Davidson: The archive reveals the depth of his work ethic from the earliest drafts of “Chimes of Freedom” and the songs from Bringing It All Back Home and Highway 61 Revisited through the songs on Tempest, the last album of original material he worked on prior to the sale of the archive in 2016. We can see that he was a judicious and sometimes malicious editor of his own work and that he would not release material he didn’t feel was finished.

It’s clear that for Dylan, a song isn’t finished with the written word, and that’s sometimes even true of the studio recording. He’s constantly working and reworking the words and music, whether it’s in the studio or in live performance after the song has been released. Just look at the recent approaches he took to his early songs on his most recent album, Shadow Kingdom.

Is it true that Dylan has never visited the Center?
Davidson: Bob Dylan has not visited the Bob Dylan Center, though he did visit the Woody Guthrie Center [next door] several years ago and seemed to enjoy his visit. He hasn’t played a concert in Tulsa since April 2022, and the Center opened in May, so who knows.

There is a lot of art, painting and sculpture that he’s produced. A few of the familiar things (e.g., album art) are in the book. But is this a separate archive altogether?

Fishel: Dylan’s work in the visual arts is maintained independent of the Center. However, Dylan created the ironworks portal to the entryway of the Center, and through generous donations the Center also has the Face Value painting series and a 1968 painting that was Dylan’s first—both currently on display.

What would you say is the ultimate value of having all this material in one place? Is it scholarship, nostalgia, fandom or a bit of all?
Callaway: The value and importance of having the vast majority of such a great artist’s body of work preserved and archived in one location is still rare and of inestimable value for this and future generations.
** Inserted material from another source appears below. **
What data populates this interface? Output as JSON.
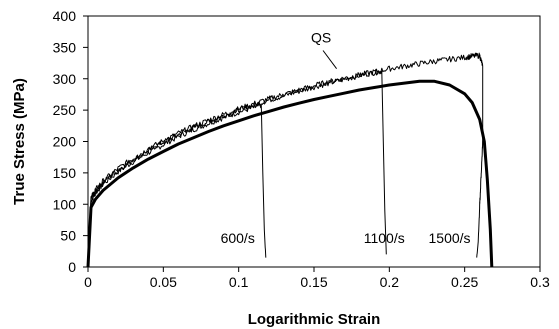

The book is one expression of Andre Malraux’s idea that a book can be the virtual museum, the museum without walls.

Davidson: I think the answer differs based on who you are and where you are coming from in relation to Dylan and his music, but surely scholarship, nostalgia and fandom are three factors that come into play. Whatever the motivations for picking up the book, Parker and I hope that the way the story is presented furthers the mission of the Bob Dylan Center in using Dylan’s work to inspire creativity in us all.

Fishel: As an active artist, Dylan’s music continues to have a profound impact on our culture. Bringing together these elements in a book hopefully sheds new light on the extent of that influence, but there is one crucial limit to the printed page: You can’t hear the music, which Dylan told us in his Nobel Lecture, is the way he thinks of his own work. So that’s where I’d encourage everyone to visit the Bob Dylan Center in Tulsa, OK, where visitors can have a rich multimedia experience that is really complementary—and I’d say almost essential—for the full enjoyment of Mixing Up the Medicine.